Este enmascaramiento inyecta la ilusión de soberanía técnica otorgada al usuario que entrega sus datos al ecosistema (una False Autonomy) [4], camuflando la captura sistemática detrás de filtros amigables y aplicaciones de generación de imágenes.
Este camuflaje estético actúa como una pátina, o cobertura fina y ceñida, casi fusionada con la tecnología coercitiva que encubre (una Digital Patina) [9], siendo un barniz indispensable para lograr que el individuo acepte someterse voluntariamente a la vigilancia.
Esta fachada oculta la verdadera naturaleza del hardware y de la transacción, devolviendo la tecnología a su estado original como instrumento de disección visual (el fusil cronofotográfico o Chronophotographic Gun) [9].

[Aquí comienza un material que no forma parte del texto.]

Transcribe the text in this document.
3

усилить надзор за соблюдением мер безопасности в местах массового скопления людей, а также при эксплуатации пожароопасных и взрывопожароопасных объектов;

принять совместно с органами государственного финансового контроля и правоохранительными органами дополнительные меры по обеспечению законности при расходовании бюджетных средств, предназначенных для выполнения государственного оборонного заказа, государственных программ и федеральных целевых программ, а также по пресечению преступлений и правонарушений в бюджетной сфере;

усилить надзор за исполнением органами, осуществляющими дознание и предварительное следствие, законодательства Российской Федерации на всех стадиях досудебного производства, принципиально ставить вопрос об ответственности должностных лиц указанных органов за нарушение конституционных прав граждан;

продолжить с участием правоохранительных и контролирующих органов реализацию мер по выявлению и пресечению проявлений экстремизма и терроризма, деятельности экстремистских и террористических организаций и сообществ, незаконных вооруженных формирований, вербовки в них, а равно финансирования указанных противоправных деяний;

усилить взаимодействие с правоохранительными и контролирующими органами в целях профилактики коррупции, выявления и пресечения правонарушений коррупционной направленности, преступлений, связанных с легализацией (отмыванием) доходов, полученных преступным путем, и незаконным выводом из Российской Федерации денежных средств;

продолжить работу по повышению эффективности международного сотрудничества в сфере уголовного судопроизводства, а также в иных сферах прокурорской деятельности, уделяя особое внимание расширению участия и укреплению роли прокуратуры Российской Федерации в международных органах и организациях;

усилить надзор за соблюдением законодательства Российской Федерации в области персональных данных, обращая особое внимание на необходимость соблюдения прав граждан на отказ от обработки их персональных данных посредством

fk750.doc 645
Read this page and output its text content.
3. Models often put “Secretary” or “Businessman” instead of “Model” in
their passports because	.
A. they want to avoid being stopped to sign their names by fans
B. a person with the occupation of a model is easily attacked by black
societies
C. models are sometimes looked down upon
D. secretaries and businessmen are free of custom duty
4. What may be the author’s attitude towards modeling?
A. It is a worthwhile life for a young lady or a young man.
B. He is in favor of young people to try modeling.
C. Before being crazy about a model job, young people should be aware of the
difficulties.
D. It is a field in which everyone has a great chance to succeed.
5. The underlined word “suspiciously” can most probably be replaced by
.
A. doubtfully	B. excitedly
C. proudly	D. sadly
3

La tecnología de captura visual comparte su origen ineludible con la balística; la cámara comercializable fue construida inicialmente como un arma con gatillo y cañón, diseñada específicamente para apuntar, aislar y diseccionar el movimiento biológico, convirtiendo el cuerpo humano vivo en una métrica estática y extraíble.
Al camuflar la maquinaria extractiva y sus vínculos ineludibles con el aparato militar bajo una narrativa de cuidado personal, juego o empoderamiento, el sistema logra que la violencia inherente a la extracción masiva de datos se vuelva completamente invisible.

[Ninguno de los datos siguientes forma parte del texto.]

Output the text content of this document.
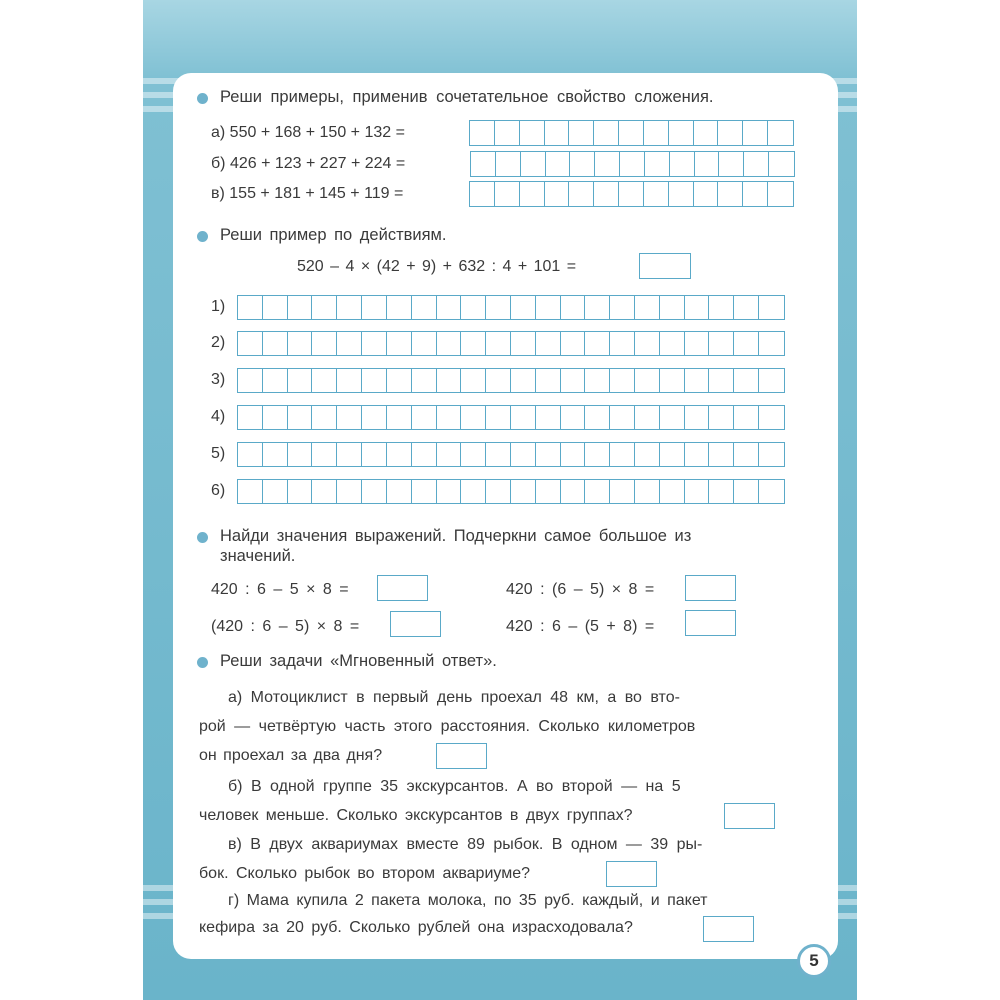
Реши примеры, применив сочетательное свойство сложения.
а) 550 + 168 + 150 + 132 =
б) 426 + 123 + 227 + 224 =
в) 155 + 181 + 145 + 119 =
Реши пример по действиям.
520 – 4 × (42 + 9) + 632 : 4 + 101 =
1)
2)
3)
4)
5)
6)
Найди значения выражений. Подчеркни самое большое из
значений.
420 : 6 – 5 × 8 =	420 : (6 – 5) × 8 =
(420 : 6 – 5) × 8 =	420 : 6 – (5 + 8) =
Реши задачи «Мгновенный ответ».
а) Мотоциклист в первый день проехал 48 км, а во вто-
рой — четвёртую часть этого расстояния. Сколько километров
он проехал за два дня?
б) В одной группе 35 экскурсантов. А во второй — на 5
человек меньше. Сколько экскурсантов в двух группах?
в) В двух аквариумах вместе 89 рыбок. В одном — 39 ры-
бок. Сколько рыбок во втором аквариуме?
г) Мама купила 2 пакета молока, по 35 руб. каждый, и пакет
кефира за 20 руб. Сколько рублей она израсходовала?
5
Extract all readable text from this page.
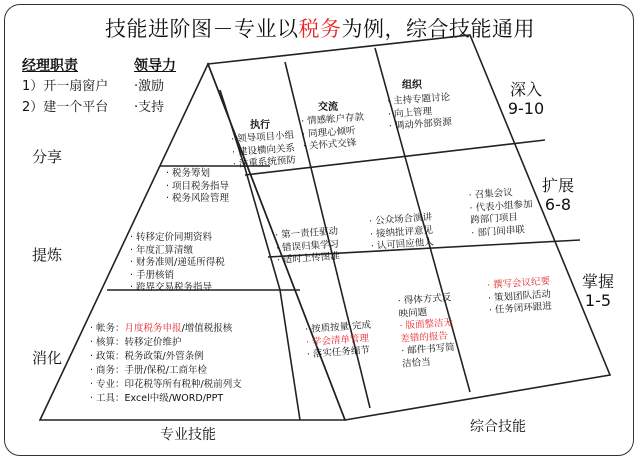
技能进阶图－专业以税务为例，综合技能通用
经理职责
1）开一扇窗户
2）建一个平台
领导力
·激励
·支持
分享
提炼
消化
深入
9-10
扩展
6-8
掌握
1-5
· 税务筹划
· 项目税务指导
· 税务风险管理
· 转移定价同期资料
· 年度汇算清缴
· 财务准则/递延所得税
· 手册核销
· 跨界交易税务指导
· 帐务：月度税务申报/增值税报核
· 核算：转移定价维护
· 政策：税务政策/外管条例
· 商务：手册/保税/工商年检
· 专业：印花税等所有税种/税前列支
· 工具：Excel中级/WORD/PPT
执行
· 领导项目小组
· 建设横向关系
· 注重系统预防
交流
· 情感帐户存款
· 同理心倾听
· 关怀式交锋
组织
· 主持专题讨论
· 向上管理
· 调动外部资源
· 第一责任驱动
· 错误归集学习
· 适时上传图准
· 公众场合演讲
· 接纳批评意见
· 认可回应他人
· 召集会议
· 代表小组参加
跨部门项目
· 部门间串联
· 按质按量 完成
· 学会清单管理
· 落实任务细节
· 得体方式反
映问题
· 版面整洁无
差错的报告
· 邮件书写简
洁恰当
· 撰写会议纪要
· 策划团队活动
· 任务闭环跟进
专业技能	综合技能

La pátina estética de la tecnología, al fundirse sin fricción con la cotidianidad del usuario, desactiva las defensas (adquiridas y naturales) del individuo frente a la vigilancia.

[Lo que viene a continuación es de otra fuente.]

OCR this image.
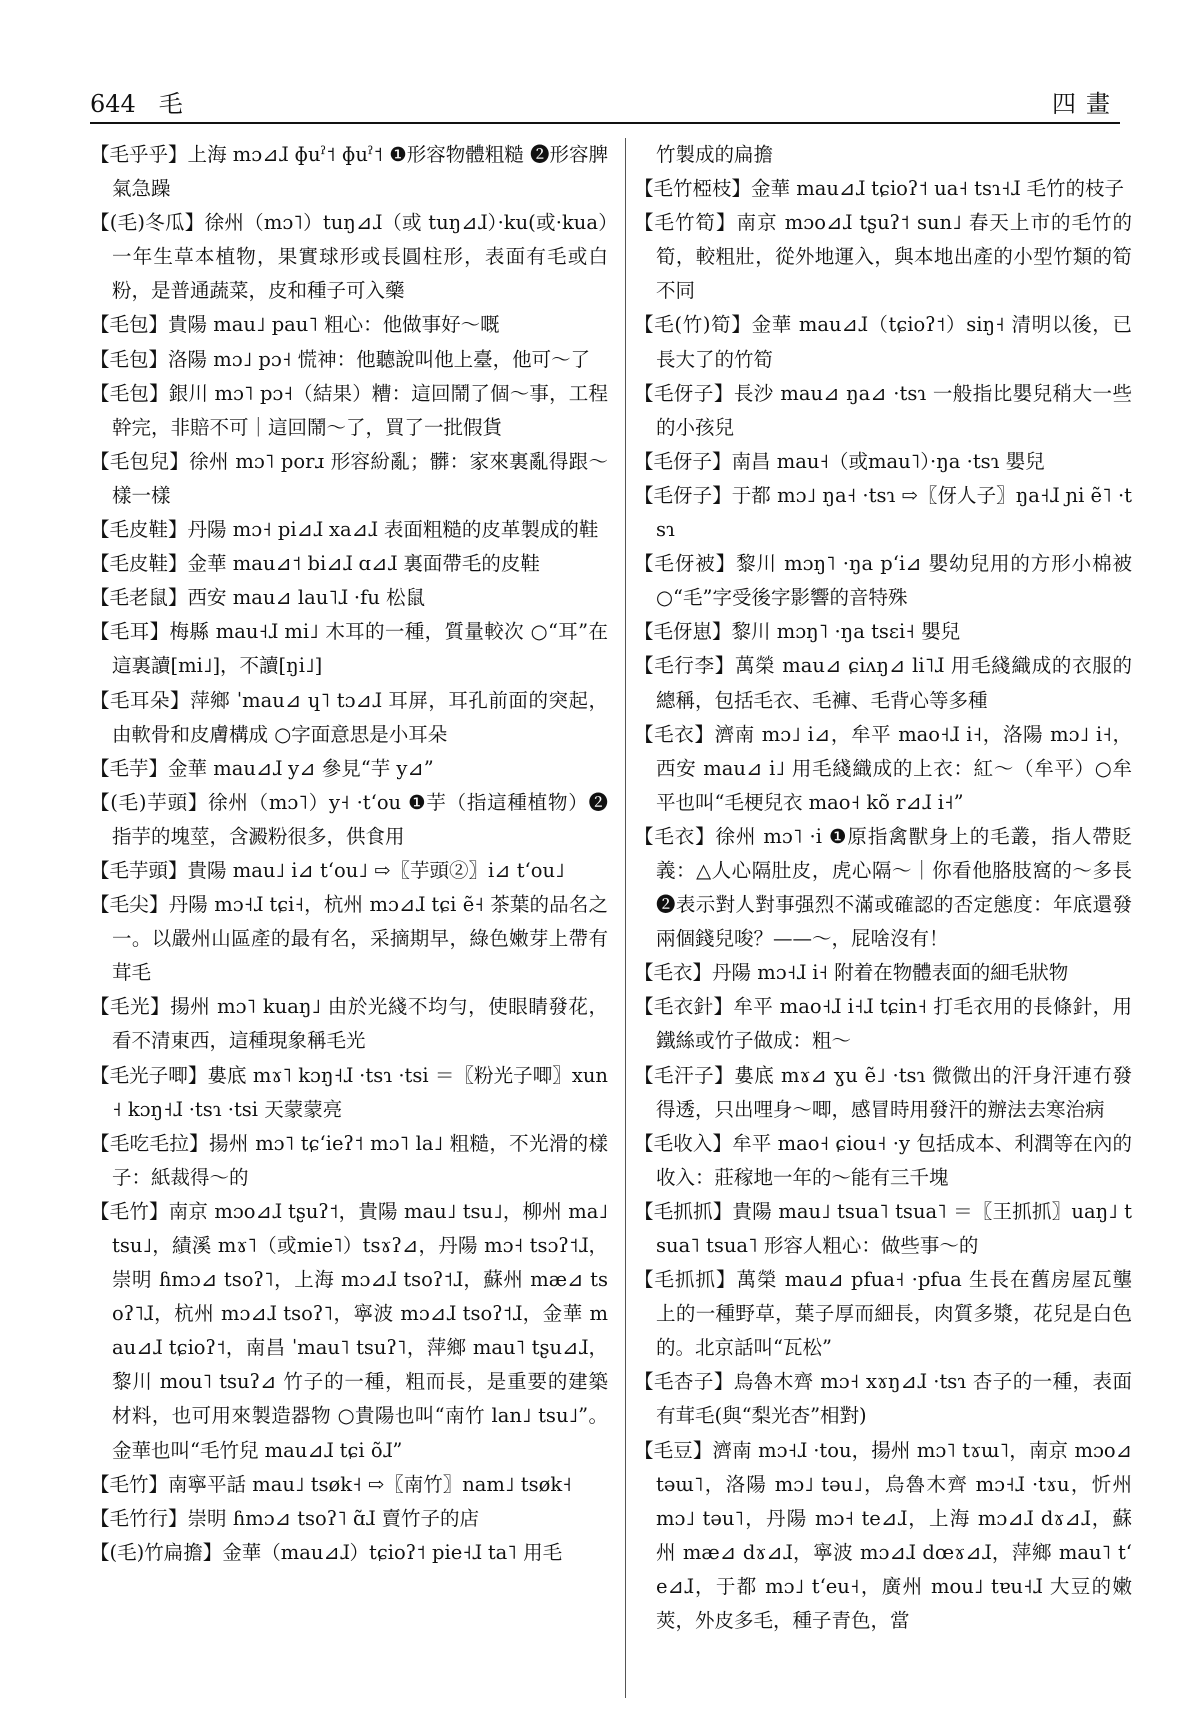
644 毛	四畫

【毛乎乎】上海 mɔ⊿ɺ ɸuˀ˦ ɸuˀ˦ ❶形容物體粗糙 ❷形容脾氣急躁

【(毛)冬瓜】徐州（mɔ˥）tuŋ⊿ɺ（或 tuŋ⊿ɺ）·ku(或·kua）一年生草本植物，果實球形或長圓柱形，表面有毛或白粉，是普通蔬菜，皮和種子可入藥

【毛包】貴陽 mau˩ pau˥ 粗心：他做事好～嘅

【毛包】洛陽 mɔ˩ pɔ˧ 慌神：他聽說叫他上臺，他可～了

【毛包】銀川 mɔ˥ pɔ˧（結果）糟：這回鬧了個～事，工程幹完，非賠不可｜這回鬧～了，買了一批假貨

【毛包兒】徐州 mɔ˥ porɹ 形容紛亂；髒：家來裏亂得跟～樣一樣

【毛皮鞋】丹陽 mɔ˧ pi⊿ɺ xa⊿ɺ 表面粗糙的皮革製成的鞋

【毛皮鞋】金華 mau⊿˦ bi⊿ɺ ɑ⊿ɺ 裏面帶毛的皮鞋

【毛老鼠】西安 mau⊿ lau˥ɺ ·fu 松鼠

【毛耳】梅縣 mau˧ɺ mi˩ 木耳的一種，質量較次 ○“耳”在這裏讀[mi˩]，不讀[ŋi˩]

【毛耳朵】萍鄉 ˈmau⊿ ɥ˥ tɔ⊿ɺ 耳屏，耳孔前面的突起，由軟骨和皮膚構成 ○字面意思是小耳朵

【毛芋】金華 mau⊿ɺ y⊿ 參見“芋 y⊿”

【(毛)芋頭】徐州（mɔ˥）y˧ ·tʻou ❶芋（指這種植物）❷指芋的塊莖，含澱粉很多，供食用

【毛芋頭】貴陽 mau˩ i⊿ tʻou˩ ⇨〖芋頭②〗i⊿ tʻou˩

【毛尖】丹陽 mɔ˧ɺ tɕi˧，杭州 mɔ⊿ɺ tɕi ẽ˧ 茶葉的品名之一。以嚴州山區產的最有名，采摘期早，綠色嫩芽上帶有茸毛

【毛光】揚州 mɔ˥ kuaŋ˩ 由於光綫不均勻，使眼睛發花，看不清東西，這種現象稱毛光

【毛光子唧】婁底 mɤ˥ kɔŋ˧ɺ ·tsɿ ·tsi ＝〖粉光子唧〗xun˧ kɔŋ˧ɺ ·tsɿ ·tsi 天蒙蒙亮

【毛吃毛拉】揚州 mɔ˥ tɕʻieʔ˦ mɔ˥ la˩ 粗糙，不光滑的樣子：紙裁得～的

【毛竹】南京 mɔo⊿ɺ tʂuʔ˦，貴陽 mau˩ tsu˩，柳州 ma˩ tsu˩，績溪 mɤ˥（或mie˥）tsɤʔ⊿，丹陽 mɔ˧ tsɔʔ˦ɺ，崇明 ɦmɔ⊿ tsoʔ˥，上海 mɔ⊿ɺ tsoʔ˦ɺ，蘇州 mæ⊿ tsoʔ˥ɺ，杭州 mɔ⊿ɺ tsoʔ˥，寧波 mɔ⊿ɺ tsoʔ˦ɺ，金華 mau⊿ɺ tɕioʔ˦，南昌 ˈmau˥ tsuʔ˥，萍鄉 mau˥ tʂu⊿ɺ，黎川 mou˥ tsuʔ⊿ 竹子的一種，粗而長，是重要的建築材料，也可用來製造器物 ○貴陽也叫“南竹 lan˩ tsu˩”。金華也叫“毛竹兒 mau⊿ɺ tɕi õɺ”

【毛竹】南寧平話 mau˩ tsøk˧ ⇨〖南竹〗nam˩ tsøk˧

【毛竹行】崇明 ɦmɔ⊿ tsoʔ˥ ɑ̃ɺ 賣竹子的店

【(毛)竹扁擔】金華（mau⊿ɺ）tɕioʔ˦ pie˧ɺ ta˥ 用毛

竹製成的扁擔

【毛竹椏枝】金華 mau⊿ɺ tɕioʔ˦ ua˧ tsɿ˧ɺ 毛竹的枝子

【毛竹筍】南京 mɔo⊿ɺ tʂuʔ˦ sun˩ 春天上市的毛竹的筍，較粗壯，從外地運入，與本地出產的小型竹類的筍不同

【毛(竹)筍】金華 mau⊿ɺ（tɕioʔ˦）siŋ˧ 清明以後，已長大了的竹筍

【毛伢子】長沙 mau⊿ ŋa⊿ ·tsɿ 一般指比嬰兒稍大一些的小孩兒

【毛伢子】南昌 mau˧（或mau˥）·ŋa ·tsɿ 嬰兒

【毛伢子】于都 mɔ˩ ŋa˧ ·tsɿ ⇨〖伢人子〗ŋa˧ɺ ɲi ẽ˥ ·tsɿ

【毛伢被】黎川 mɔŋ˥ ·ŋa pʻi⊿ 嬰幼兒用的方形小棉被 ○“毛”字受後字影響的音特殊

【毛伢崽】黎川 mɔŋ˥ ·ŋa tsɛi˧ 嬰兒

【毛行李】萬榮 mau⊿ ɕiʌŋ⊿ li˥ɺ 用毛綫織成的衣服的總稱，包括毛衣、毛褲、毛背心等多種

【毛衣】濟南 mɔ˩ i⊿，牟平 mao˧ɺ i˧，洛陽 mɔ˩ i˧，西安 mau⊿ i˩ 用毛綫織成的上衣：紅～（牟平）○牟平也叫“毛梗兒衣 mao˧ kõ r⊿ɺ i˧”

【毛衣】徐州 mɔ˥ ·i ❶原指禽獸身上的毛叢，指人帶貶義：△人心隔肚皮，虎心隔～｜你看他胳肢窩的～多長 ❷表示對人對事强烈不滿或確認的否定態度：年底還發兩個錢兒唆？——～，屁啥沒有！

【毛衣】丹陽 mɔ˧ɺ i˧ 附着在物體表面的細毛狀物

【毛衣針】牟平 mao˧ɺ i˧ɺ tɕin˧ 打毛衣用的長條針，用鐵絲或竹子做成：粗～

【毛汗子】婁底 mɤ⊿ ɣu ẽ˩ ·tsɿ 微微出的汗身汗連冇發得透，只出哩身～唧，感冒時用發汗的辦法去寒治病

【毛收入】牟平 mao˧ ɕiou˧ ·y 包括成本、利潤等在內的收入：莊稼地一年的～能有三千塊

【毛抓抓】貴陽 mau˩ tsua˥ tsua˥ ＝〖王抓抓〗uaŋ˩ tsua˥ tsua˥ 形容人粗心：做些事～的

【毛抓抓】萬榮 mau⊿ pfua˧ ·pfua 生長在舊房屋瓦壟上的一種野草，葉子厚而細長，肉質多漿，花兒是白色的。北京話叫“瓦松”

【毛杏子】烏魯木齊 mɔ˧ xɤŋ⊿ɺ ·tsɿ 杏子的一種，表面有茸毛(與“梨光杏”相對)

【毛豆】濟南 mɔ˧ɺ ·tou，揚州 mɔ˥ tɤɯ˥，南京 mɔo⊿ təɯ˥，洛陽 mɔ˩ təu˩，烏魯木齊 mɔ˧ɺ ·tɤu，忻州 mɔ˩ təu˥，丹陽 mɔ˧ te⊿ɺ，上海 mɔ⊿ɺ dɤ⊿ɺ，蘇州 mæ⊿ dɤ⊿ɺ，寧波 mɔ⊿ɺ dœɤ⊿ɺ，萍鄉 mau˥ tʻe⊿ɺ，于都 mɔ˩ tʻeu˧，廣州 mou˩ tɐu˧ɺ 大豆的嫩莢，外皮多毛，種子青色，當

Cuando la población se acostumbra a someterse diariamente al escrutinio a través de la captura constante de su propio rostro y entorno (la Selfie) y al uso de filtros biométricos que alteran la percepción espacial y corporal, internaliza la mirada de la máquina.
El individuo ya no percibe la cámara como un instrumento de disección porque el arma ya no parece estar sostenida por un agente policial, estatal u opresor externo; el usuario mismo se apunta a la cara y aprieta el gatillo de forma entusiasta y voluntaria.
Esta rutina de auto-documentación y alteración estética constante logra que el cuerpo físico, crudo y sin procesar algorítmicamente, comience a percibirse como inherentemente inadecuado o defectuoso.
Se manufactura así una dependencia psicológica profunda de las mismas herramientas que extraen el valor del sujeto, forzándolo a utilizar la interfaz lúdica y edulcorada (el Frontend) para poder validar su propia existencia e identidad en la esfera social.
El efecto definitivo de esta primera fuerza sobre la población es la instauración de una prisión sin muros donde la fricción de la resistencia ha sido erradicada desde la raíz. Esta fuerza logra convertir la vigilancia corporativa y militar masiva en un acto de participación social obligatoria y de consumo aspiracional.
Al neutralizar cualquier percepción de riesgo o coerción, el ecosistema asegura un suministro inagotable, gratuito y voluntario de datos biométricos, identitarios y relacionales, completando la disección de la autonomía ciudadana mientras mantiene a la población hipnotizada por el reflejo artificial de su propio camuflaje.
Fuerza B: Desmujerización, Miradas Menores y Un Más que Humano Deshumanizado.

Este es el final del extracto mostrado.